Not a month goes by that people don’t stop me in the street and ask to pray for me, lay hands on me, ask God’s help to heal me. I feel as awkward and uncomfortable about it now as I did many years ago. However, I think I’ve finally worked out why I feel this way, and a few days ago when it happened again I smiled and firmly declined the offer and moved on.
In the past I had found it awkward to say no because I hadn’t formulated a reason that satisfied me, I only knew I didn’t want to be prayed over. Yet I believe in the power of prayer. I pray. I know that there are people who pray for me. I don’t necessarily believe that there is a power that will intercede specifically to answer my requests. Maybe this power will, maybe not. One important thing that prayer does is help me sort out what I really want, and what I can do about it. My mother used to say “God helps those who help themselves.” My praying can motivate and inspire myself, give me courage, strength and some understanding of my journey.

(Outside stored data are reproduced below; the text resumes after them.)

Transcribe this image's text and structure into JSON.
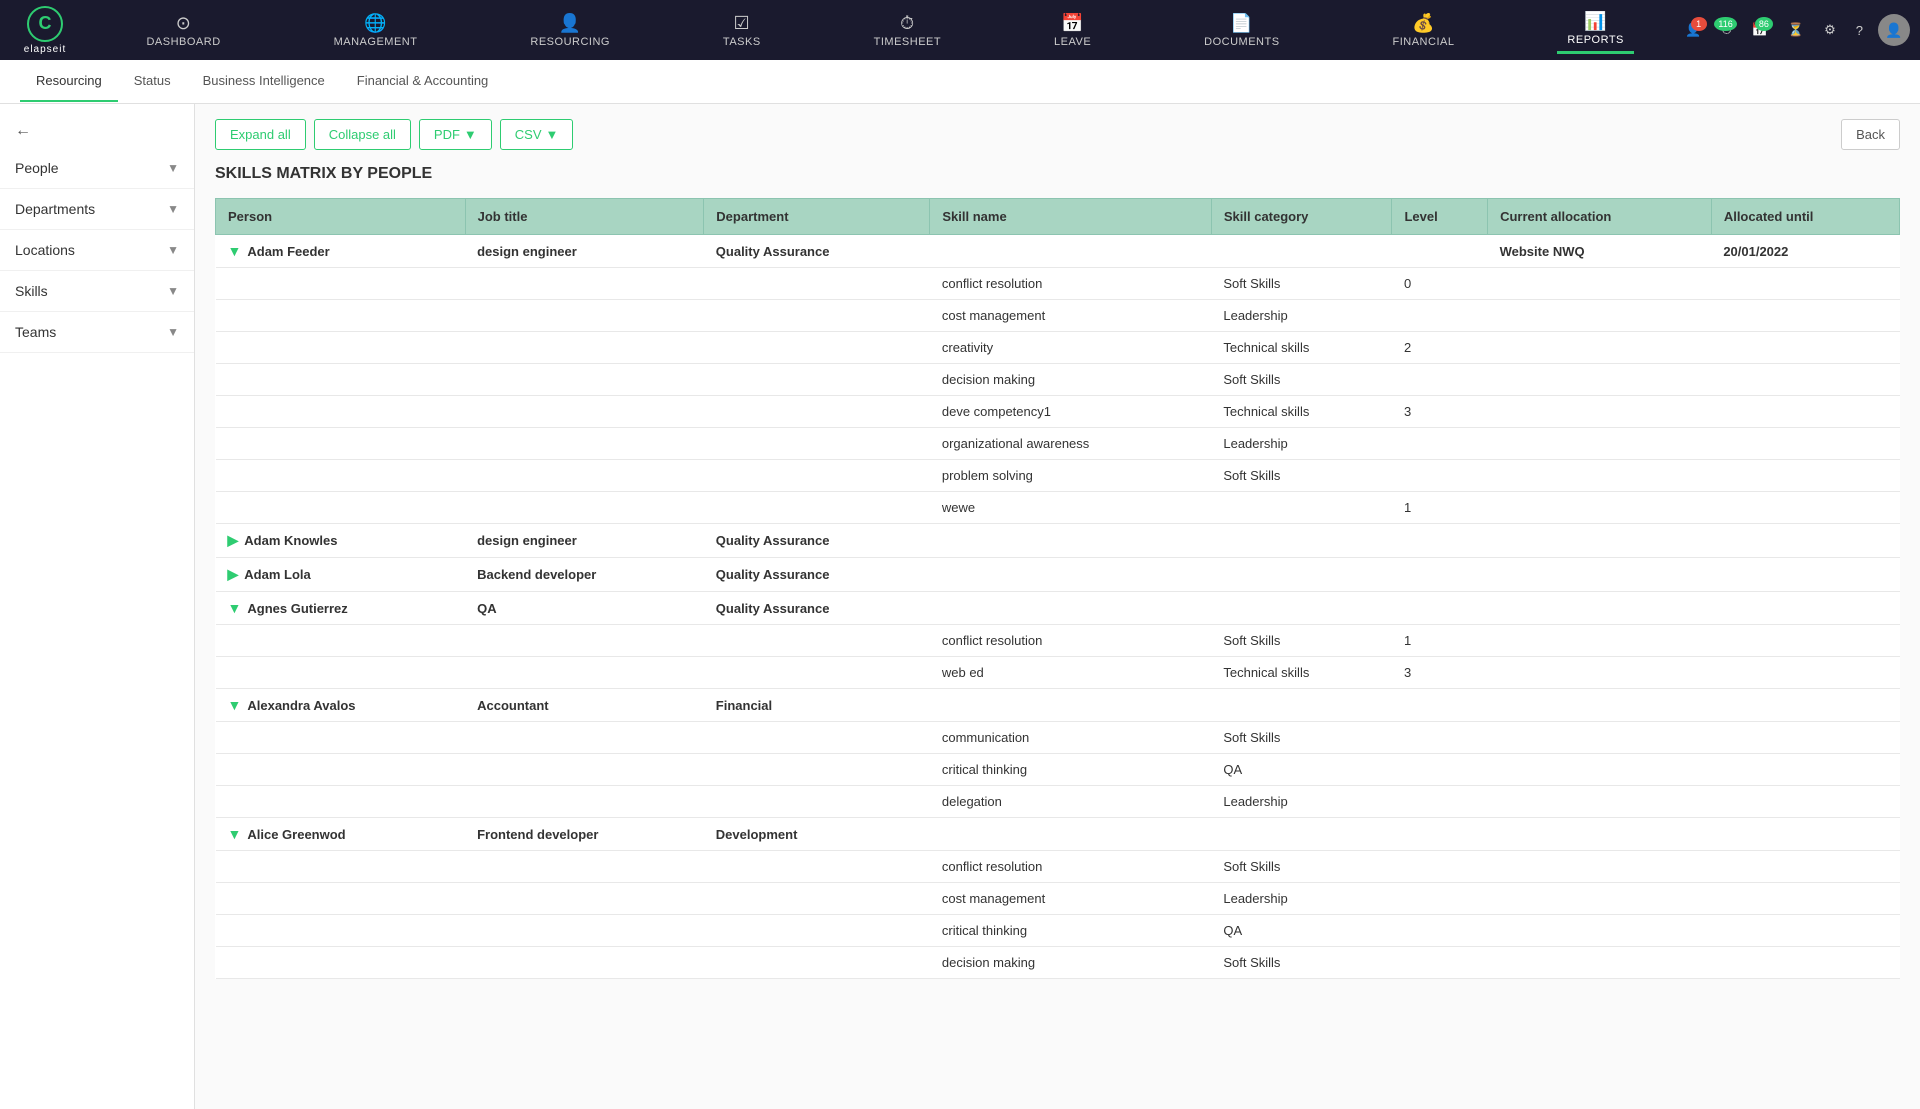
{
  "app": {
    "logo": "C",
    "logo_name": "elapseit"
  },
  "nav": {
    "items": [
      {
        "id": "dashboard",
        "label": "DASHBOARD",
        "icon": "⊙"
      },
      {
        "id": "management",
        "label": "MANAGEMENT",
        "icon": "🌐"
      },
      {
        "id": "resourcing",
        "label": "RESOURCING",
        "icon": "👤"
      },
      {
        "id": "tasks",
        "label": "TASKS",
        "icon": "☑"
      },
      {
        "id": "timesheet",
        "label": "TIMESHEET",
        "icon": "⏱"
      },
      {
        "id": "leave",
        "label": "LEAVE",
        "icon": "📅"
      },
      {
        "id": "documents",
        "label": "DOCUMENTS",
        "icon": "📄"
      },
      {
        "id": "financial",
        "label": "FINANCIAL",
        "icon": "💰"
      },
      {
        "id": "reports",
        "label": "REPORTS",
        "icon": "📊"
      }
    ],
    "active": "reports",
    "badges": [
      {
        "icon": "👤",
        "count": "1",
        "type": "red"
      },
      {
        "icon": "⏱",
        "count": "116",
        "type": "green"
      },
      {
        "icon": "📅",
        "count": "86",
        "type": "green"
      },
      {
        "icon": "⏳",
        "count": "",
        "type": "none"
      }
    ]
  },
  "sub_nav": {
    "items": [
      {
        "id": "resourcing",
        "label": "Resourcing",
        "active": true
      },
      {
        "id": "status",
        "label": "Status"
      },
      {
        "id": "bi",
        "label": "Business Intelligence"
      },
      {
        "id": "financial",
        "label": "Financial & Accounting"
      }
    ]
  },
  "sidebar": {
    "items": [
      {
        "id": "people",
        "label": "People"
      },
      {
        "id": "departments",
        "label": "Departments"
      },
      {
        "id": "locations",
        "label": "Locations"
      },
      {
        "id": "skills",
        "label": "Skills"
      },
      {
        "id": "teams",
        "label": "Teams"
      }
    ]
  },
  "toolbar": {
    "expand_all": "Expand all",
    "collapse_all": "Collapse all",
    "pdf": "PDF",
    "csv": "CSV",
    "back": "Back"
  },
  "table": {
    "title": "SKILLS MATRIX BY PEOPLE",
    "headers": [
      "Person",
      "Job title",
      "Department",
      "Skill name",
      "Skill category",
      "Level",
      "Current allocation",
      "Allocated until"
    ],
    "rows": [
      {
        "type": "person",
        "name": "Adam Feeder",
        "job": "design engineer",
        "dept": "Quality Assurance",
        "skill": "",
        "category": "",
        "level": "",
        "allocation": "Website NWQ",
        "until": "20/01/2022",
        "icon": "▼"
      },
      {
        "type": "skill",
        "name": "",
        "job": "",
        "dept": "",
        "skill": "conflict resolution",
        "category": "Soft Skills",
        "level": "0",
        "allocation": "",
        "until": ""
      },
      {
        "type": "skill",
        "name": "",
        "job": "",
        "dept": "",
        "skill": "cost management",
        "category": "Leadership",
        "level": "",
        "allocation": "",
        "until": ""
      },
      {
        "type": "skill",
        "name": "",
        "job": "",
        "dept": "",
        "skill": "creativity",
        "category": "Technical skills",
        "level": "2",
        "allocation": "",
        "until": ""
      },
      {
        "type": "skill",
        "name": "",
        "job": "",
        "dept": "",
        "skill": "decision making",
        "category": "Soft Skills",
        "level": "",
        "allocation": "",
        "until": ""
      },
      {
        "type": "skill",
        "name": "",
        "job": "",
        "dept": "",
        "skill": "deve competency1",
        "category": "Technical skills",
        "level": "3",
        "allocation": "",
        "until": ""
      },
      {
        "type": "skill",
        "name": "",
        "job": "",
        "dept": "",
        "skill": "organizational awareness",
        "category": "Leadership",
        "level": "",
        "allocation": "",
        "until": ""
      },
      {
        "type": "skill",
        "name": "",
        "job": "",
        "dept": "",
        "skill": "problem solving",
        "category": "Soft Skills",
        "level": "",
        "allocation": "",
        "until": ""
      },
      {
        "type": "skill",
        "name": "",
        "job": "",
        "dept": "",
        "skill": "wewe",
        "category": "",
        "level": "1",
        "allocation": "",
        "until": ""
      },
      {
        "type": "person",
        "name": "Adam Knowles",
        "job": "design engineer",
        "dept": "Quality Assurance",
        "skill": "",
        "category": "",
        "level": "",
        "allocation": "",
        "until": "",
        "icon": "▶"
      },
      {
        "type": "person",
        "name": "Adam Lola",
        "job": "Backend developer",
        "dept": "Quality Assurance",
        "skill": "",
        "category": "",
        "level": "",
        "allocation": "",
        "until": "",
        "icon": "▶"
      },
      {
        "type": "person",
        "name": "Agnes Gutierrez",
        "job": "QA",
        "dept": "Quality Assurance",
        "skill": "",
        "category": "",
        "level": "",
        "allocation": "",
        "until": "",
        "icon": "▼"
      },
      {
        "type": "skill",
        "name": "",
        "job": "",
        "dept": "",
        "skill": "conflict resolution",
        "category": "Soft Skills",
        "level": "1",
        "allocation": "",
        "until": ""
      },
      {
        "type": "skill",
        "name": "",
        "job": "",
        "dept": "",
        "skill": "web ed",
        "category": "Technical skills",
        "level": "3",
        "allocation": "",
        "until": ""
      },
      {
        "type": "person",
        "name": "Alexandra Avalos",
        "job": "Accountant",
        "dept": "Financial",
        "skill": "",
        "category": "",
        "level": "",
        "allocation": "",
        "until": "",
        "icon": "▼"
      },
      {
        "type": "skill",
        "name": "",
        "job": "",
        "dept": "",
        "skill": "communication",
        "category": "Soft Skills",
        "level": "",
        "allocation": "",
        "until": ""
      },
      {
        "type": "skill",
        "name": "",
        "job": "",
        "dept": "",
        "skill": "critical thinking",
        "category": "QA",
        "level": "",
        "allocation": "",
        "until": ""
      },
      {
        "type": "skill",
        "name": "",
        "job": "",
        "dept": "",
        "skill": "delegation",
        "category": "Leadership",
        "level": "",
        "allocation": "",
        "until": ""
      },
      {
        "type": "person",
        "name": "Alice Greenwod",
        "job": "Frontend developer",
        "dept": "Development",
        "skill": "",
        "category": "",
        "level": "",
        "allocation": "",
        "until": "",
        "icon": "▼"
      },
      {
        "type": "skill",
        "name": "",
        "job": "",
        "dept": "",
        "skill": "conflict resolution",
        "category": "Soft Skills",
        "level": "",
        "allocation": "",
        "until": ""
      },
      {
        "type": "skill",
        "name": "",
        "job": "",
        "dept": "",
        "skill": "cost management",
        "category": "Leadership",
        "level": "",
        "allocation": "",
        "until": ""
      },
      {
        "type": "skill",
        "name": "",
        "job": "",
        "dept": "",
        "skill": "critical thinking",
        "category": "QA",
        "level": "",
        "allocation": "",
        "until": ""
      },
      {
        "type": "skill",
        "name": "",
        "job": "",
        "dept": "",
        "skill": "decision making",
        "category": "Soft Skills",
        "level": "",
        "allocation": "",
        "until": ""
      }
    ]
  }
}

People who approach me in the street have no humility or respect for the power of my own prayer, and the prayer and thoughts of others. I don’t like their arrogance that their intercession will achieve more than others, or their assumption that my prayers have not already been answered. I don’t trust their motives. I suspect that many approach strangers because it feeds their own sense what their spirituality means to them without considering the spiritual beliefs of others. This is offensive. I suspect that it feeds their need for power or affirmation of themselves and does more to nourish their own spirituality and faith than that of the person they’re approaching. In my heart I’ve always known that it’s not right. I think that it’s potentially disempowering and demeaning; it’s disrespectful and arrogant. And that’s why I say no.